Cosmas and John were provided with a tutor, a monk also named Cosmas, who had been captured in Sicily and brought to Damascus to be sold as a slave. Sergius paid for his freedom and engaged him to teach the two boys. The monk gave them not only the basics of mathematics and literature, but also stirred their hearts to serve God as monastics.
Upon the death of his father, John worked for a while in government, as his father had, but soon both he and Cosmas entered the Monastery of St. Saba outside Jerusalem. Here the talent of each for poetry found expression in hymns for the services of the Church.
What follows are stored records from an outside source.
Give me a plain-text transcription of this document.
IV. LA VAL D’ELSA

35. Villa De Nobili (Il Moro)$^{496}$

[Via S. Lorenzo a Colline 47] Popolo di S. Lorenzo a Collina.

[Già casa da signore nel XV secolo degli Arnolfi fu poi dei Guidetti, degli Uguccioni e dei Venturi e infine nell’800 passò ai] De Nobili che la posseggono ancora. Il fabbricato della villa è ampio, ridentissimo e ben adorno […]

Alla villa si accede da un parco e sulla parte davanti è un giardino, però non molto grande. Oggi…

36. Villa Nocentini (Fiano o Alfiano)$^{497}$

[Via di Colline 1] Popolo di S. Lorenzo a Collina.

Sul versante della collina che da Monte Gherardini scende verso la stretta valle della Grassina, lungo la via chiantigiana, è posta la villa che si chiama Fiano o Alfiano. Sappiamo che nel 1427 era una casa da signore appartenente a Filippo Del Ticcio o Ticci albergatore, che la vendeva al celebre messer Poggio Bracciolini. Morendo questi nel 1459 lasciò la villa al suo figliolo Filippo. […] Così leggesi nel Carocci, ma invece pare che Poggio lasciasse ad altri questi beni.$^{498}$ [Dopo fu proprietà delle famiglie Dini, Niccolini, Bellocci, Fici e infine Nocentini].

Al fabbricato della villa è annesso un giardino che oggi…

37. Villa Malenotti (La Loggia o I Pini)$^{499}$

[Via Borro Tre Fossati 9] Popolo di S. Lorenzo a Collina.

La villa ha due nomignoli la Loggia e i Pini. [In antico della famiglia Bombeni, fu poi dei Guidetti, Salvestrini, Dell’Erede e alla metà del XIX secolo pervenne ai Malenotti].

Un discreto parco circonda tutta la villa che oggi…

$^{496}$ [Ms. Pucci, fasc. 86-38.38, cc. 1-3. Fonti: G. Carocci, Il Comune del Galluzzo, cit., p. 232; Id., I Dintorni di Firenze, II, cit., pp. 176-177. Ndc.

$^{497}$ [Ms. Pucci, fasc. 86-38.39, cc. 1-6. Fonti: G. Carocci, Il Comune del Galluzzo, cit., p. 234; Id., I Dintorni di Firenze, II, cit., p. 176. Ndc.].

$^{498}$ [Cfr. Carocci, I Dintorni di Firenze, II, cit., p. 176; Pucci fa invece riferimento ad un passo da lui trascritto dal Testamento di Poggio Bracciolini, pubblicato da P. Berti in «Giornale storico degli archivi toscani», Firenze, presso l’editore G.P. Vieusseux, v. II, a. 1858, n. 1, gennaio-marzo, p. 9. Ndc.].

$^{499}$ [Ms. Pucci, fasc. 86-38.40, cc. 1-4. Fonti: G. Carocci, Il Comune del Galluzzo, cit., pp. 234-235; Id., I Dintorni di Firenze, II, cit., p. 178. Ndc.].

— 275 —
These hymns began to be sung by the monks and eventually became known and sung in other churches as well.
Patriarch Meletos ordained the monk John to the priesthood first and later also ordained Cosmas and sent him to serve the Christians in Gaza.
St. John of Damascus remained at the Monastery of St. Saba for the remainder of his life, writing theological treatises and hymns, but his adopted brother was made Bishop of Maiuma in Gaza in 743. Even with the busy life of a hierarch serving his flock, Bishop Cosmas continued to write hymns, perhaps inspired by living so near to the events of our Lord’s life. He may have seen the shepherds’ field outside Bethlehem when he wrote:
The shepherds keep their flocks by night, the heaven glows out with wondrous light; the glory of the Lord is there, the Angel bands their King declare; the watchers of the night confessed, “God of our Fathers! Thou art blest.” [#58, St. Ambrose Hymnal]
Perhaps he had traveled as far north as Nazareth and climbed to the top of Mt. Tabor when he composed these words:
In days of old on Sinai the Lord almighty came in majesty and terror, in thunder cloud and flame: on Tabor, with the glory of sunniest light for vest, the excellence of beauty in Jesus was expressed. [#213, St. Ambrose Hymnal]
And he must have venerated the tomb of Christ in Jerusalem and wrote these words in celebration of the Resurrection:
The clouds of night are past away; Mary, rejoice, rejoice to day; the offspring of thy Virgin womb is risen from the Virgin tomb! Alleluia! Alleluia! Alleluia! [#118, St. Ambrose Hymnal]
These hymns and many others continue to be used in Byzantine services, even after 1300 years, and we are grateful to those who have provided translations for use in our Western Rite services.
St. Cosmas died on October 14 in the year 750 and now sings with the heavenly choir, interceding for us before the throne of God. We give thanks for St. Cosmas as we sing his hymns, and we pray that, in times of strife and persecution, the Church will continue to flourish through the witness of her saints.